Given the aforementioned conclusions, this Court maintains the following:
According to the Tenth Schedule’s Paragraph 2(1)(a), the five MLAs in question are no longer eligible to serve;

Since there is no proof of a merger between HJC-BL and INC, the defense of a legitimate merger under paragraph 4 is not applicable;

The Speaker’s decision is overturned and annulled due to its arbitrary, unlawful, and unconstitutional nature;

Within four weeks of the date of this order, the Speaker is instructed to reexamine the disqualification petition in compliance with the law and in light of this ruling.

REASONING

The Court clarified that a merger between two political parties—rather than just between groups of lawmakers—is required by Paragraph 4. The HJC-BL and INC did not unite as a result of a few MLAs changing their allegiance. Furthermore, until there was a parallel party-level merger, the two-thirds support that the departing MLAs claimed within the legislative party could not validate the action.
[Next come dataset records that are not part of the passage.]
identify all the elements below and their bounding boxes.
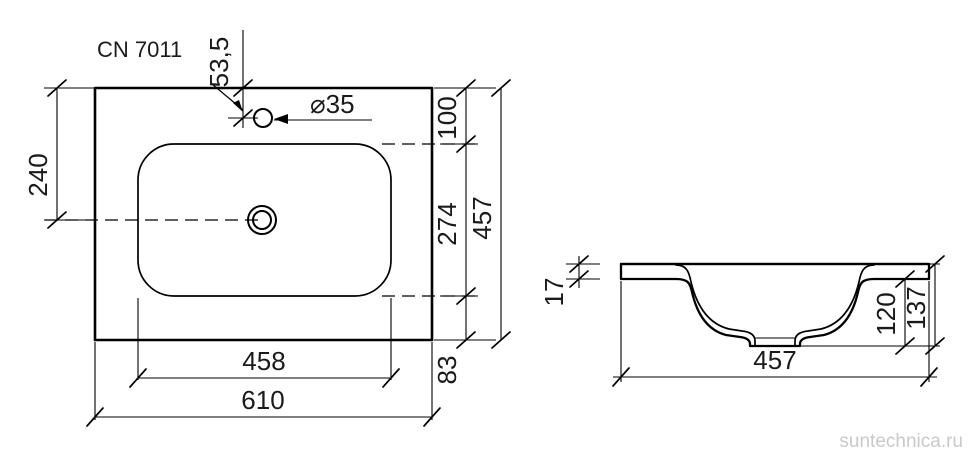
dimension-240-label: 240 bbox=[23, 153, 53, 196]
section-view-group: 17 120 137 bbox=[539, 255, 945, 387]
dimension-chain-right: 100 274 83 457 bbox=[432, 79, 511, 385]
drain-hole bbox=[247, 205, 277, 235]
watermark-label: suntechnica.ru bbox=[839, 431, 963, 452]
dimension-137-label: 137 bbox=[901, 286, 931, 329]
dimension-chain-section-right: 120 137 bbox=[800, 255, 945, 355]
dimension-458-label: 458 bbox=[242, 346, 285, 376]
dimension-chain-bottom: 458 610 bbox=[86, 298, 441, 427]
dimension-240: 240 bbox=[23, 79, 96, 229]
dimension-section-457-label: 457 bbox=[753, 345, 796, 375]
dimension-diameter-35-label: ⌀35 bbox=[310, 89, 355, 119]
basin-outline bbox=[93, 86, 434, 342]
dimension-53-5: 53,5 bbox=[204, 30, 258, 128]
dimension-17: 17 bbox=[539, 255, 600, 307]
dimension-diameter-35: ⌀35 bbox=[274, 89, 372, 124]
dimension-100-label: 100 bbox=[432, 96, 462, 139]
dimension-457-label: 457 bbox=[467, 196, 497, 239]
dimension-83-label: 83 bbox=[432, 356, 462, 385]
diameter-arrowhead bbox=[274, 114, 288, 124]
dimension-274-label: 274 bbox=[432, 202, 462, 245]
dimension-53-5-label: 53,5 bbox=[204, 37, 234, 88]
dimension-610-label: 610 bbox=[241, 385, 284, 415]
plan-view-group: 240 53,5 ⌀35 bbox=[23, 30, 511, 427]
dimension-17-label: 17 bbox=[539, 278, 569, 307]
part-number-label: CN 7011 bbox=[97, 37, 182, 62]
dimension-section-457: 457 bbox=[612, 281, 938, 387]
section-inner-wall bbox=[675, 264, 875, 347]
leader-arrowhead bbox=[233, 100, 243, 112]
dimension-120-label: 120 bbox=[871, 292, 901, 335]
It was determined that the Speaker’s order could not be upheld under the constitution. In order to avoid arbitrary decisions and preserve democratic principles, the ruling reiterated that the Speaker’s authority, albeit being quasi-judicial, is subject to constitutional examination.

CONCLUSION

This case marks a critical turning point in the interpretation of the Constitution’s Tenth Schedule. The anti-defection law’s goal of preventing political defection and upholding the integrity of the electoral mandate is reaffirmed. The ruling confirms that the Speaker’s actions are subject to judicial review, particularly when they violate the morality of the constitution or are founded on an incorrect interpretation of party mergers. It also makes a strong statement about the constitutional role of courts in upholding democratic integrity and political accountability.